Aparte de múltiples factores debidamente definidos (es decir, factores que producen el mismo resultado, ya sea solos o en conjunto), un análisis exhaustivo suele revelar que los caracteres aparentemente simples son en realidad complejos.

El color aleurona púrpura de las semillas de maíz es atribuido por R. A. Emerson a cinco factores distintos, mientras que E. Baur halló cuatro factores responsables del color rojo de las flores de la boca de dragón.

Hay, como dice G. N. Collins,7

«todavía muchos caracteres groseros que se mantienen como unidades mendelianas simples, pero pocos de estos, si es que hay alguno, se encuentran en plantas o animales que hayan sido objeto de una investigación exhaustiva. Existe ahora un número tan grande de caracteres que al principio se comportaban como unidades, pero que desde entonces se han desglosado mediante el cruzamiento con material seleccionado adecuado, que no parece irrazonable creer que los casos restantes solo esperan el descubrimiento de las cepas correctas con las que hibridarlos para producir resultados correspondientes».

A pesar de que existe una segregación real entre los factores, como se ha demostrado, no debe suponerse que los factores y sus determinantes sean absolutamente invariables.

Esto ha sido asumido con demasiada frecuencia sin evidencia adecuada por muchos genetistas. Es probable que, así como la multiplicidad, la interrelación y la minucia de muchos factores han sido los principales descubrimientos de la genética en los últimos años, los próximos años presencien una gran cantidad de evidencia, siguiendo el importante precedente de Castle y Jennings, en cuanto a la variación en los factores.

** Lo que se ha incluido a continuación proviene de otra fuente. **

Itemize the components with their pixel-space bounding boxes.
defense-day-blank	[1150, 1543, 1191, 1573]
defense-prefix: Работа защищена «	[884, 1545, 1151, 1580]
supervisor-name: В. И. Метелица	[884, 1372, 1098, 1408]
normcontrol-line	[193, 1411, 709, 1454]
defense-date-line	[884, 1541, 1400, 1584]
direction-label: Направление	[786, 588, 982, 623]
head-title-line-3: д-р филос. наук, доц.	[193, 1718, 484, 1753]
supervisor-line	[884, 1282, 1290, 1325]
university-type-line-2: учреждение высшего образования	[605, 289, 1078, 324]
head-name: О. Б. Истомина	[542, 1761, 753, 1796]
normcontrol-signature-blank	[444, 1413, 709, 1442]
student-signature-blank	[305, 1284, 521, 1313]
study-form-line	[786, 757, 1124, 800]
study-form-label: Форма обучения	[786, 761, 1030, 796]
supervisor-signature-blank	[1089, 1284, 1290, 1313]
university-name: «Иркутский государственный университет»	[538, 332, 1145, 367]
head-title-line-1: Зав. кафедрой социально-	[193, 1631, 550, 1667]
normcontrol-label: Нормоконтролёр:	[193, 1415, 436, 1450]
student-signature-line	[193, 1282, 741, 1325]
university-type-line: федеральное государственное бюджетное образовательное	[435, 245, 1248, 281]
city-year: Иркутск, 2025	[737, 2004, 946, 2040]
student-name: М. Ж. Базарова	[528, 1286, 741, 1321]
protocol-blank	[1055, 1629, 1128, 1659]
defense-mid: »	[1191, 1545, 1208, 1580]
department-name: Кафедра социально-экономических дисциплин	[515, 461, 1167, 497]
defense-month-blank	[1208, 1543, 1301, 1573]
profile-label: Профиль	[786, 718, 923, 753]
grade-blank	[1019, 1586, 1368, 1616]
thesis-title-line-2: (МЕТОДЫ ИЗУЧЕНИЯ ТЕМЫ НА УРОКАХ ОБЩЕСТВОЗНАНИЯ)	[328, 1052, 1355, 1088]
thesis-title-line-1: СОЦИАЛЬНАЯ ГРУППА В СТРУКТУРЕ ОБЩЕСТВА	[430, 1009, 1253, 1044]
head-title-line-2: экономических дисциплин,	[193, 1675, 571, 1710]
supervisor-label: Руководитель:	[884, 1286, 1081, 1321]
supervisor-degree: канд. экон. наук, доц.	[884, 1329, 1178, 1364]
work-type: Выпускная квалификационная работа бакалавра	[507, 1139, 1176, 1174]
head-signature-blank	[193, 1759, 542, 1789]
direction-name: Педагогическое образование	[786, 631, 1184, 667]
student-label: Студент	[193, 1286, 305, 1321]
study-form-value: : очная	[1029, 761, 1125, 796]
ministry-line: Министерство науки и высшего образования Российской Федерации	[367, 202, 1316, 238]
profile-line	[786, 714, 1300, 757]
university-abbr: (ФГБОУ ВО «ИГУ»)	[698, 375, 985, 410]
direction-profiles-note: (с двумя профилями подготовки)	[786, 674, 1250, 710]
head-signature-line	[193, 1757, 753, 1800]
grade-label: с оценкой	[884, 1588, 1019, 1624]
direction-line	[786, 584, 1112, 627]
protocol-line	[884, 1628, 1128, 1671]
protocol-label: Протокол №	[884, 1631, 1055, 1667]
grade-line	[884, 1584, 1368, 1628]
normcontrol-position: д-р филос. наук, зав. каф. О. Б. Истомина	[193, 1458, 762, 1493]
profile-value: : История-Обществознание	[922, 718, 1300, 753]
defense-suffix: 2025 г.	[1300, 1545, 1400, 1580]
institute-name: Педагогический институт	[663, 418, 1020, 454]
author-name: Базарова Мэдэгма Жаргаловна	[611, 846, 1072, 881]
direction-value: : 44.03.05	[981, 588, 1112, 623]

Sabiendo que todos los caracteres de un individuo se deben a la interacción de numerosos factores, uno debe ser particularmente lento en suponer que caracteres tan complejos como los rasgos mentales del hombre son unidades, en cualquier sentido genético apropiado de la palabra. Se requerirá, por ejemplo, una evidencia muy sólida para establecer la debilidad mental como un carácter unitario.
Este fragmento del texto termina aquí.